This is the Only Thing That Can Restrain Oil

Demand destruction is the only thing that can stop oil shooting higher after the U.S. and European allies unleashed additional curbs on Russia following its invasion of Ukraine, according to Goldman Sachs Group Inc.
The bank raised its one-month forecast for Brent crude to $115 a barrel, from $95, with significant upside risks on further escalation or longer disruption.
Western sanctions will tighten significantly after the announcement that some Russian banks will be banned from the SWIFT international payment system and that the country’s central bank reserves will be targeted, analysts including Damien Courvalin and Jeff Currie said in a note dated Feb. 27. While carve-outs still likely allow for energy and food trades, the hurdles created for payments should exacerbate the already visible commodity supply shock, they said.
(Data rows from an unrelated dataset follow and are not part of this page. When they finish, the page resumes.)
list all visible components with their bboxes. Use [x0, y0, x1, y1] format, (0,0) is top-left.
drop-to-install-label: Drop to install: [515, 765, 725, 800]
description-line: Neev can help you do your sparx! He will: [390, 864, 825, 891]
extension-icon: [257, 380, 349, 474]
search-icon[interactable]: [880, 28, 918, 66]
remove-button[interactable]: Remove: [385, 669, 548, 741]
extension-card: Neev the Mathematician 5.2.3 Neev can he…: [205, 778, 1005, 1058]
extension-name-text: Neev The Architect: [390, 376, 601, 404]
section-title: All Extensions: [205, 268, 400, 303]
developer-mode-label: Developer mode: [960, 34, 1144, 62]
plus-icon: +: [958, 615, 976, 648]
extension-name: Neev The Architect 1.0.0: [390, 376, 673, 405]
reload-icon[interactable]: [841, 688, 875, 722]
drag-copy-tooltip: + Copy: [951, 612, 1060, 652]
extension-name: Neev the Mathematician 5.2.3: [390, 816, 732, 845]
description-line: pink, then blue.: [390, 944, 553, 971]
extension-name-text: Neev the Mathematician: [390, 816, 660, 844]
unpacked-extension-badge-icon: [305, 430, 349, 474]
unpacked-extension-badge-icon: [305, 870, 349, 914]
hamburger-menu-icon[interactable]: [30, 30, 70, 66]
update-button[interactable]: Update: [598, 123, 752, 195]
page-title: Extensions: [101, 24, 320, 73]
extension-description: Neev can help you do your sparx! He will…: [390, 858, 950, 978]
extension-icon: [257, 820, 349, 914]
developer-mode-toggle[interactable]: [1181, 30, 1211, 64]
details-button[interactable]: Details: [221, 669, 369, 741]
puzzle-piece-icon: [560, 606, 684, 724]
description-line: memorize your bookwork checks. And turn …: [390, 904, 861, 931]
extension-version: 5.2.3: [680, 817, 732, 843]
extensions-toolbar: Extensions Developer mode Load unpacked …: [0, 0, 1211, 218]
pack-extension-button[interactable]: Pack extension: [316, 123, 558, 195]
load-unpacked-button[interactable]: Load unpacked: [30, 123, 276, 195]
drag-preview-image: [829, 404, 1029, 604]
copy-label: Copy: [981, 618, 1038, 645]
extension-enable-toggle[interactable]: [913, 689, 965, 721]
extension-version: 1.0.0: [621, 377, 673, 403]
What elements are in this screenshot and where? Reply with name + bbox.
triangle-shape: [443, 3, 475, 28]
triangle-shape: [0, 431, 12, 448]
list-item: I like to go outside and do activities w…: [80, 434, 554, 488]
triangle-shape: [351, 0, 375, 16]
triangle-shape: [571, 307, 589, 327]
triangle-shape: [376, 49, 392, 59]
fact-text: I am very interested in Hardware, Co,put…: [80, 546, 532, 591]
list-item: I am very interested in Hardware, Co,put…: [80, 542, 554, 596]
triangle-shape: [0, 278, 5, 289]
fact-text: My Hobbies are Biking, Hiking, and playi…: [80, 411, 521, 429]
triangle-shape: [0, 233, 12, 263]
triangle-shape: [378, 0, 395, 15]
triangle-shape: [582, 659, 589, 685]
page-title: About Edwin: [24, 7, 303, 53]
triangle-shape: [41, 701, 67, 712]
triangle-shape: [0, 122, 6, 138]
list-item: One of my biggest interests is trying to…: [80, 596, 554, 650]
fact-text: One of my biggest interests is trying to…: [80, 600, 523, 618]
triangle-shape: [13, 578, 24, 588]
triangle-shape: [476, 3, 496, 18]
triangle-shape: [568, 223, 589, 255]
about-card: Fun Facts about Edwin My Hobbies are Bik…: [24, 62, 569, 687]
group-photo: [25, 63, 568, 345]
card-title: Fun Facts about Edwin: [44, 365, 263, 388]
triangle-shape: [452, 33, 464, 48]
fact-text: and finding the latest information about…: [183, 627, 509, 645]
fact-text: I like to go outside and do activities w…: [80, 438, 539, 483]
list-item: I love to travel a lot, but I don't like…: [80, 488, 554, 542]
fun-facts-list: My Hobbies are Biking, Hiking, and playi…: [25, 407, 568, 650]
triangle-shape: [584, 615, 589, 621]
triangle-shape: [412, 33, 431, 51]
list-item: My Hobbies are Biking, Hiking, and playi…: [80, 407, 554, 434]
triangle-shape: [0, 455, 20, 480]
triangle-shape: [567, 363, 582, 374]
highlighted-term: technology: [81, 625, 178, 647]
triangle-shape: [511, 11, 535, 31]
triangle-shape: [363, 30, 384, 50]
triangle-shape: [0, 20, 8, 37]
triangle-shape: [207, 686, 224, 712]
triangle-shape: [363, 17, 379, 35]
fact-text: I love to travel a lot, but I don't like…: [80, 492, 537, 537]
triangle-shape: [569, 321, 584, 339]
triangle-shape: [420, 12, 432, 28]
“Commodity markets need to reflect not only these difficulties in paying for Russia’s exports but, with little left to sanction, the risk that Russian commodities eventually fall under Western restrictions,” the analysts said. That’s an outcome no longer being ruled out by the U.S., they added.
The short-term price upside for oil is $110 to $120 should 2 to 4 million barrels a day of demand destruction be required to compensate for a commensurate one-month loss of Russian exports, Goldman said. The price-induced shale supply response would no longer be a suitable rebalancing mechanism for such a potential large shock, with Russia exporting about 7.3 million barrels a day of seaborne crude oil and petroleum products, it said.
The only potential short-term supply response would need to come from the OPEC+ alliance, which is set to meet later this week, according to Goldman. A surge in output from Saudi Arabia and the United Arab Emirates, along with a lifting of U.S. sanctions on Iran may boost daily global supplies by 2 million barrels in the next few months, with an internationally coordinated reserves release helping to bridge the gap, it said. But that would come at the expense of a depletion of spare capacity, pushing prices higher, the analysts said.